The 80s introduced prenatal testing, bringing the stereotypical shades back — retailers saw the chance to sell gendered merchandise.
Another 40 years on, and we’re seeing a change. At Sheridan, our favourite gender-neutral colours for babies are levels of green, peachy-keen oranges, and my first monochrome.
Levels of Green
When you think of the colour green, what do you think of? We’re 95% sure scenes from nature just sprung to mind. Because of this association, it’s seen as relaxing and refreshing — and optimistic. Dulux even says leafy greens are “perfect for a nursery or bedroom”.
It’s a “trending colour” for Sheridan, says our Head Designer for Baby, Romaine Sutton. “Bold and fun, it adds a saturated touch to your nursery.”
A gift for your little one, or for a friend’s imminent arrival, Kiko is crafted in this beloved seasonal shade — with a cheerful gingham pattern. Our Mysie Wrap Set is available this season in the colour pea — and with two patterns to choose from (one sweet, one playful).
Peachy Keen Oranges
Colour trends for babies are moving towards warmer shades, Romaine tells us. It also adds a “contemporary touch,” she explains.
Orange is great for children as it’s a colour that radiates warmth and energy — stimulating and thought-provoking, according to Dulux. Peach tones are “sweet, pleasant and friendly”, their brighter counterparts are energetic, playful, and encouraging — sounds perfect for a little one.

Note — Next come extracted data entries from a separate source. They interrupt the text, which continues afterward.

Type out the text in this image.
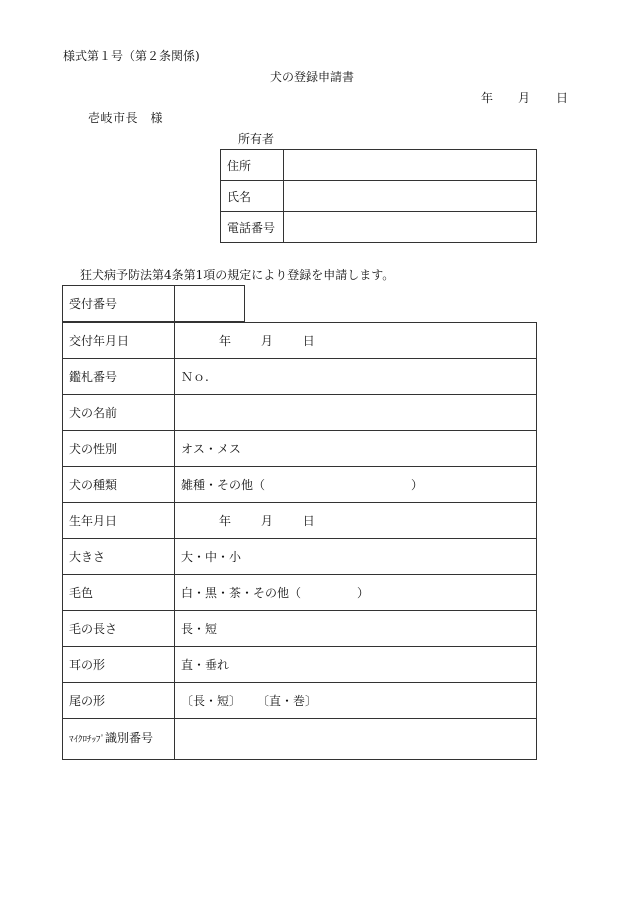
様式第１号（第２条関係)
犬の登録申請書
年 月 日
壱岐市長　様
所有者
住所	
氏名	
電話番号	
狂犬病予防法第4条第1項の規定により登録を申請します。
受付番号	
交付年月日	年 月 日
鑑札番号	Ｎｏ.
犬の名前	
犬の性別	オス・メス
犬の種類	雑種・その他（ ）
生年月日	年 月 日
大きさ	大・中・小
毛色	白・黒・茶・その他（ ）
毛の長さ	長・短
耳の形	直・垂れ
尾の形	〔長・短〕 〔直・巻〕
ﾏｲｸﾛﾁｯﾌﾟ識別番号	
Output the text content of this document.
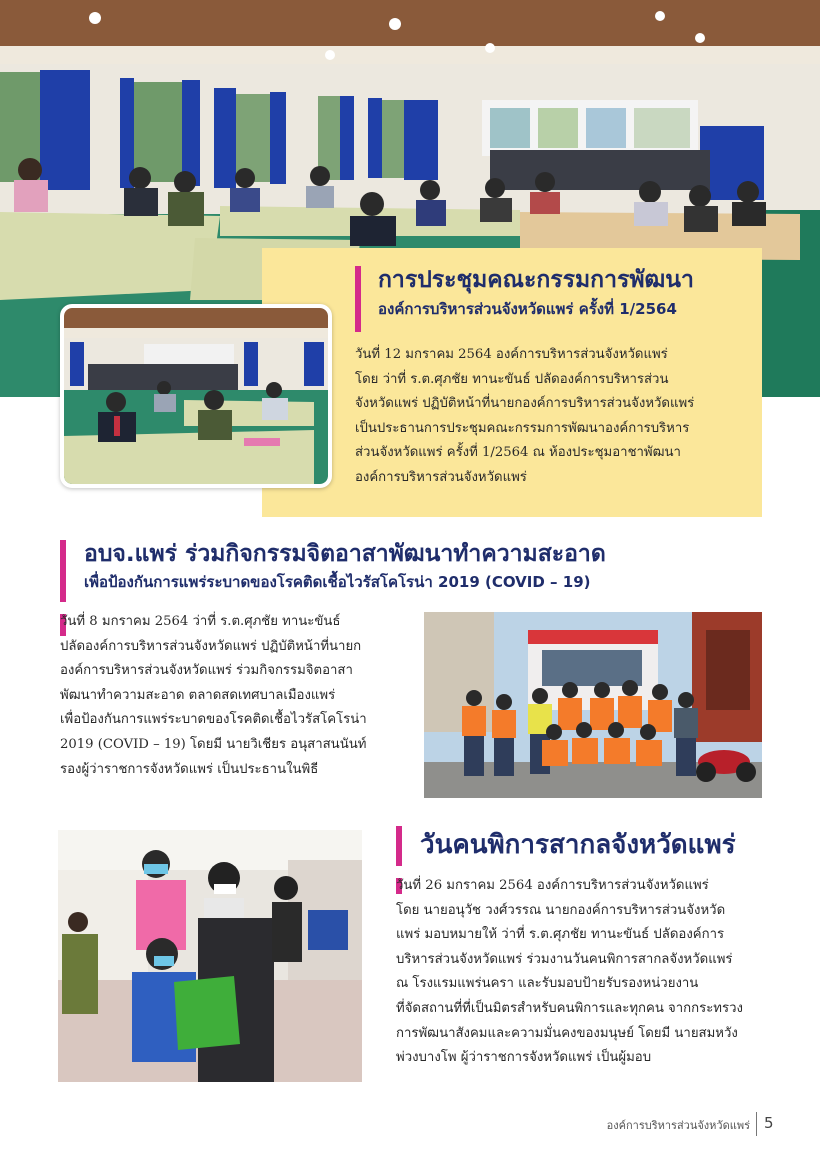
การประชุมคณะกรรมการพัฒนา
องค์การบริหารส่วนจังหวัดแพร่ ครั้งที่ 1/2564
วันที่ 12 มกราคม 2564 องค์การบริหารส่วนจังหวัดแพร่
โดย ว่าที่ ร.ต.ศุภชัย ทานะขันธ์ ปลัดองค์การบริหารส่วน
จังหวัดแพร่ ปฏิบัติหน้าที่นายกองค์การบริหารส่วนจังหวัดแพร่
เป็นประธานการประชุมคณะกรรมการพัฒนาองค์การบริหาร
ส่วนจังหวัดแพร่ ครั้งที่ 1/2564 ณ ห้องประชุมอาชาพัฒนา
องค์การบริหารส่วนจังหวัดแพร่
อบจ.แพร่ ร่วมกิจกรรมจิตอาสาพัฒนาทำความสะอาด
เพื่อป้องกันการแพร่ระบาดของโรคติดเชื้อไวรัสโคโรน่า 2019 (COVID – 19)
วันที่ 8 มกราคม 2564 ว่าที่ ร.ต.ศุภชัย ทานะขันธ์
ปลัดองค์การบริหารส่วนจังหวัดแพร่ ปฏิบัติหน้าที่นายก
องค์การบริหารส่วนจังหวัดแพร่ ร่วมกิจกรรมจิตอาสา
พัฒนาทำความสะอาด ตลาดสดเทศบาลเมืองแพร่
เพื่อป้องกันการแพร่ระบาดของโรคติดเชื้อไวรัสโคโรน่า
2019 (COVID – 19) โดยมี นายวิเชียร อนุสาสนนันท์
รองผู้ว่าราชการจังหวัดแพร่ เป็นประธานในพิธี
วันคนพิการสากลจังหวัดแพร่
วันที่ 26 มกราคม 2564 องค์การบริหารส่วนจังหวัดแพร่
โดย นายอนุวัช วงศ์วรรณ นายกองค์การบริหารส่วนจังหวัด
แพร่ มอบหมายให้ ว่าที่ ร.ต.ศุภชัย ทานะขันธ์ ปลัดองค์การ
บริหารส่วนจังหวัดแพร่ ร่วมงานวันคนพิการสากลจังหวัดแพร่
ณ โรงแรมแพร่นครา และรับมอบป้ายรับรองหน่วยงาน
ที่จัดสถานที่ที่เป็นมิตรสำหรับคนพิการและทุกคน จากกระทรวง
การพัฒนาสังคมและความมั่นคงของมนุษย์ โดยมี นายสมหวัง
พ่วงบางโพ ผู้ว่าราชการจังหวัดแพร่ เป็นผู้มอบ
องค์การบริหารส่วนจังหวัดแพร่ 5
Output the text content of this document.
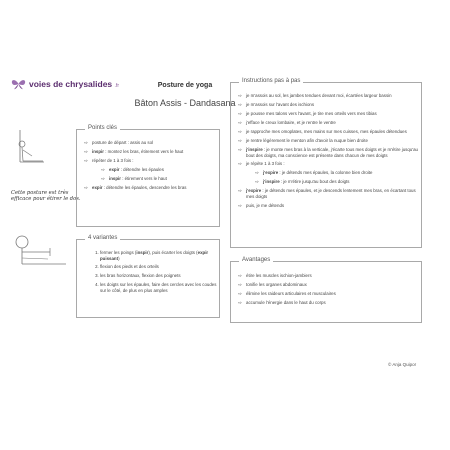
voies de chrysalides .fr	Posture de yoga
Bâton Assis - Dandasana
Cette posture est très efficace pour étirer le dos.
Points clés
⇨ posture de départ : assis au sol
⇨ inspir : montez les bras, étirement vers le haut
⇨ répéter de 1 à 3 fois :
⇨ expir : détendre les épaules
⇨ inspir : étirement vers le haut
⇨ expir : détendre les épaules, descendre les bras
4 variantes
1. fermer les poings (inspir), puis écarter les doigts (expir puissant)
2. flexion des pieds et des orteils
3. les bras horizontaux, flexion des poignets
4. les doigts sur les épaules, faire des cercles avec les coudes sur le côté, de plus en plus amples
Instructions pas à pas
⇨ je m'assois au sol, les jambes tendues devant moi, écartées largeur bassin
⇨ je m'assois sur l'avant des ischions
⇨ je pousse mes talons vers l'avant, je tire mes orteils vers mes tibias
⇨ j'efface le creux lombaire, et je rentre le ventre
⇨ je rapproche mes omoplates, mes mains sur mes cuisses, mes épaules détendues
⇨ je rentre légèrement le menton afin d'avoir la nuque bien droite
⇨ j'inspire : je monte mes bras à la verticale, j'écarte tous mes doigts et je m'étire jusqu'au bout des doigts, ma conscience est présente dans chacun de mes doigts
⇨ je répète 1 à 3 fois :
⇨ j'expire : je détends mes épaules, la colonne bien droite
⇨ j'inspire : je m'étire jusqu'au bout des doigts
⇨ j'expire : je détends mes épaules, et je descends lentement mes bras, en écartant tous mes doigts
⇨ puis, je me détends
Avantages
⇨ étire les muscles ischion-jambiers
⇨ tonifie les organes abdominaux
⇨ élimine les raideurs articulaires et musculaires
⇨ accumule l'énergie dans le haut du corps
© Anja Quipor
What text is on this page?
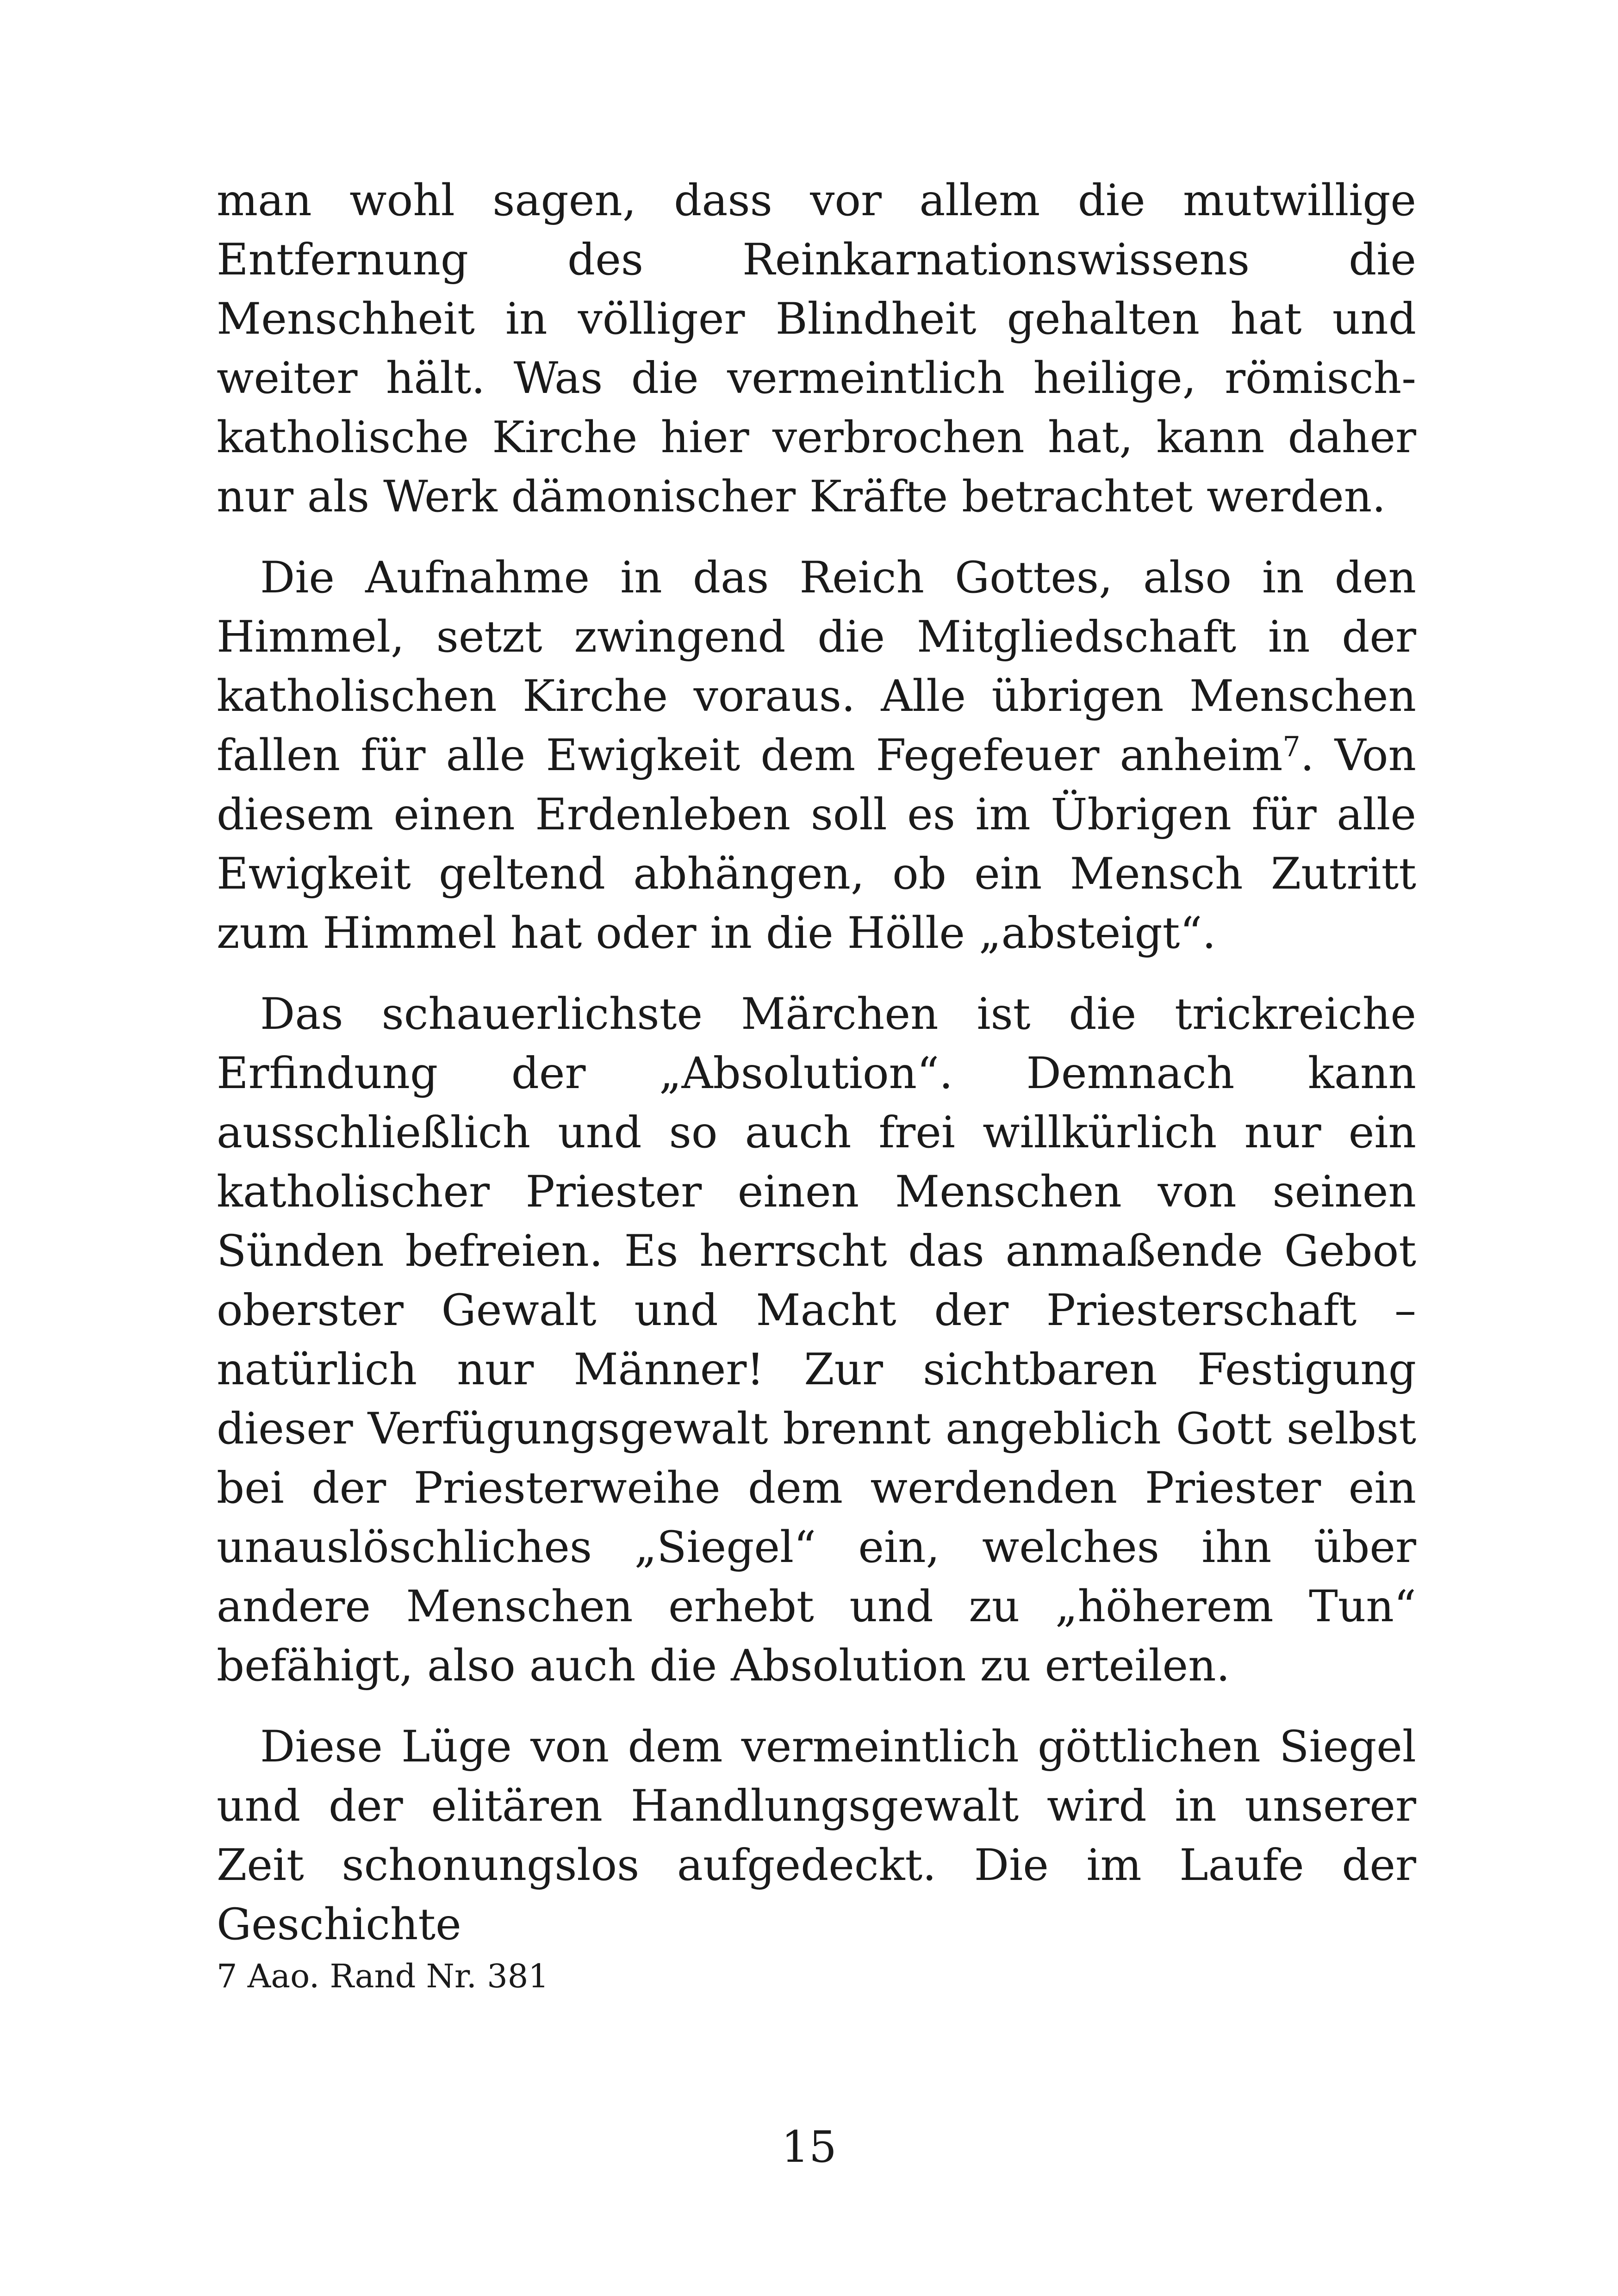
man wohl sagen, dass vor allem die mutwillige Entfernung des Reinkarnationswissens die Menschheit in völliger Blindheit gehalten hat und weiter hält. Was die vermeintlich heilige, römisch-katholische Kirche hier verbrochen hat, kann daher nur als Werk dämonischer Kräfte betrachtet werden.

Die Aufnahme in das Reich Gottes, also in den Himmel, setzt zwingend die Mitgliedschaft in der katholischen Kirche voraus. Alle übrigen Menschen fallen für alle Ewigkeit dem Fegefeuer anheim$^7$. Von diesem einen Erdenleben soll es im Übrigen für alle Ewigkeit geltend abhängen, ob ein Mensch Zutritt zum Himmel hat oder in die Hölle „absteigt“.

Das schauerlichste Märchen ist die trickreiche Erfindung der „Absolution“. Demnach kann ausschließlich und so auch frei willkürlich nur ein katholischer Priester einen Menschen von seinen Sünden befreien. Es herrscht das anmaßende Gebot oberster Gewalt und Macht der Priesterschaft – natürlich nur Männer! Zur sichtbaren Festigung dieser Verfügungsgewalt brennt angeblich Gott selbst bei der Priesterweihe dem werdenden Priester ein unauslöschliches „Siegel“ ein, welches ihn über andere Menschen erhebt und zu „höherem Tun“ befähigt, also auch die Absolution zu erteilen.

Diese Lüge von dem vermeintlich göttlichen Siegel und der elitären Handlungsgewalt wird in unserer Zeit schonungslos aufgedeckt. Die im Laufe der Geschichte

7 Aao. Rand Nr. 381
15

Reilly Stripe, in the warm shade of marmalade, is perfect for your little one. Whether the fitted cot or bassinet sheet, it’s crafted from organic cotton. Looking for a bright touch this summer? Try our Summer Fun Baby Hat, in the same shades (and stripes!).
My First Monochrome
Before birth, babies can tell the difference between light and dark. After delivery, they can see in black and white. This fun fact is part of the reason we liked black and white so much as gender-neutral shades — this high contrast is great for their development.
It was also considered with parents in mind, with Romaine saying it's for families who “have that style in their own home and want to extend it into the nursery.”